Espie made the Purple Ribbon Movement her platform to take to task political leaders for their “dillydallying on this very important piece of legislation for more than 10 years now, and this has caused the deaths of many women, especially poor mothers.”
The issue of reproductive health touched a raw nerve with Filipinos and emotions sometimes got the better of people, especially those opposed to the bill who have resorted to name calling, excommunication, and even defeat at the polls for politicians supporting the measure.
During the often-rancorous debates and heated discussions on the RH bill, Espie schooled those opposed to the RH bill when she tried to enlighten them that the issue of reproductive health should not be confined to contraceptives. She argued that the concept of reproductive health encompasses so many other fundamental elements that will lead to better health for mothers, reduce maternal and infant mortality, improve the overall health of children, and give women the opportunity to have a say in their own future.
Even after the passage of the RH bill into law, the ever-vigilant, conscientious, and energetic Espie was chosen to act as Chair of the National Implementation Team for the Responsible Parenthood and Reproductive Health Law to supervise, coordinate, and harmonize interagency activities involving the reproductive health and responsible parenthood programs of the government and to identify deficiencies in the implementation so as to nip them in the bud with viable solutions.

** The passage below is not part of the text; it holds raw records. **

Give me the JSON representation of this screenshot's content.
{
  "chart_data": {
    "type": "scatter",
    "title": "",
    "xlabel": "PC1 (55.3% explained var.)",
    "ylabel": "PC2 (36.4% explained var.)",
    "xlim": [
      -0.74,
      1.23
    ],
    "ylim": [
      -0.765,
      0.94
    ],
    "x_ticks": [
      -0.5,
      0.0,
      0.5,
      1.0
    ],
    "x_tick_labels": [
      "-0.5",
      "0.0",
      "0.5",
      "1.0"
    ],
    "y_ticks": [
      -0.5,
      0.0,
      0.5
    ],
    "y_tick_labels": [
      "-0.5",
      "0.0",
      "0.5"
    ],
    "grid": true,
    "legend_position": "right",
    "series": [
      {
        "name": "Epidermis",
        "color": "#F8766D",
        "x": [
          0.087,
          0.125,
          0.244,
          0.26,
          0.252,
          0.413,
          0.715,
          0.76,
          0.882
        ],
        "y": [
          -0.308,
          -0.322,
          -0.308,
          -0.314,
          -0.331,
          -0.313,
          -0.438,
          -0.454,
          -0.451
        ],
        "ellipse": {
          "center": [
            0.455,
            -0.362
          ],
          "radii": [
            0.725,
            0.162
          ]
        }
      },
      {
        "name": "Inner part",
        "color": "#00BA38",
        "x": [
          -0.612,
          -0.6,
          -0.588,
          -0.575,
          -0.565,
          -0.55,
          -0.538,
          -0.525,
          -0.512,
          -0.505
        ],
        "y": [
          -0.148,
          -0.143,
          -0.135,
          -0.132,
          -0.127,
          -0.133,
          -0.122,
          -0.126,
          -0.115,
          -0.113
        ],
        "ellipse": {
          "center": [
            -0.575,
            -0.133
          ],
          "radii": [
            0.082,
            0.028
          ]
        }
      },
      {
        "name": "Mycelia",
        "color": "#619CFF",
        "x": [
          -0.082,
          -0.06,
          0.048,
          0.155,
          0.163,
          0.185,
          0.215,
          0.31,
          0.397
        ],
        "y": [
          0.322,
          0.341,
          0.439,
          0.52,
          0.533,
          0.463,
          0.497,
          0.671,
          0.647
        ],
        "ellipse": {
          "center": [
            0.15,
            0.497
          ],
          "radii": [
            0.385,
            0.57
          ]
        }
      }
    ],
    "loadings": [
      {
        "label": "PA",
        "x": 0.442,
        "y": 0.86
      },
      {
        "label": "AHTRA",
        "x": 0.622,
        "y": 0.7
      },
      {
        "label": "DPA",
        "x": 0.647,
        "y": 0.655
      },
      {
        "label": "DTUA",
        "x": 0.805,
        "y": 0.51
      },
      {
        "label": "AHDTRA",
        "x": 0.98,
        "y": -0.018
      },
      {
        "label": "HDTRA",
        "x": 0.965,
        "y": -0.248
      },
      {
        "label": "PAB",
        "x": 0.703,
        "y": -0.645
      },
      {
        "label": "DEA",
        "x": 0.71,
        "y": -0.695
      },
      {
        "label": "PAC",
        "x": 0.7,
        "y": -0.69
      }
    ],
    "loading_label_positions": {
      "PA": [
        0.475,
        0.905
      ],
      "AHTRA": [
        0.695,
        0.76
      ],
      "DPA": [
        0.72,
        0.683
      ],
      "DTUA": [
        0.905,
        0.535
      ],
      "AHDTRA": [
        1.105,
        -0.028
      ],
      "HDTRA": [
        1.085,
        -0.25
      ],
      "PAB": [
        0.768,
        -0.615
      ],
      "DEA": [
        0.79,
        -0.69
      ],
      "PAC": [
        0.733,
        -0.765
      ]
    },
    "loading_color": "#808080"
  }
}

I have always underscored that a law is only as good as its swift, correct, and faithful implementation. This is why the National Implementation Team for the Responsible Parenthood and Reproductive Health is crucial and indispensable in ensuring that the noble objectives and commendable goals of RA 10354 will be realized and will directly benefit its intended primary beneficiaries – women and their children.
Clearly, Espie’s positive and long-term impact on the passage of the Republic Act 10354 and its subsequent implementation is undeniable even as it is indelible.
I am forever grateful to have had the opportunity to work with someone with the stature and wisdom, passion and compassion, and integrity and industry of Dr. Esperanza Icasas Cabral.
Espie, you are truly one of a kind. You are, both literally and figuratively, head and shoulders above the rest.
Thank you, Espie, for taking up the cudgels for Filipino women and mothers so that we can finally realize the dream that every child born will be wanted and no woman would ever again have to die to give life to another.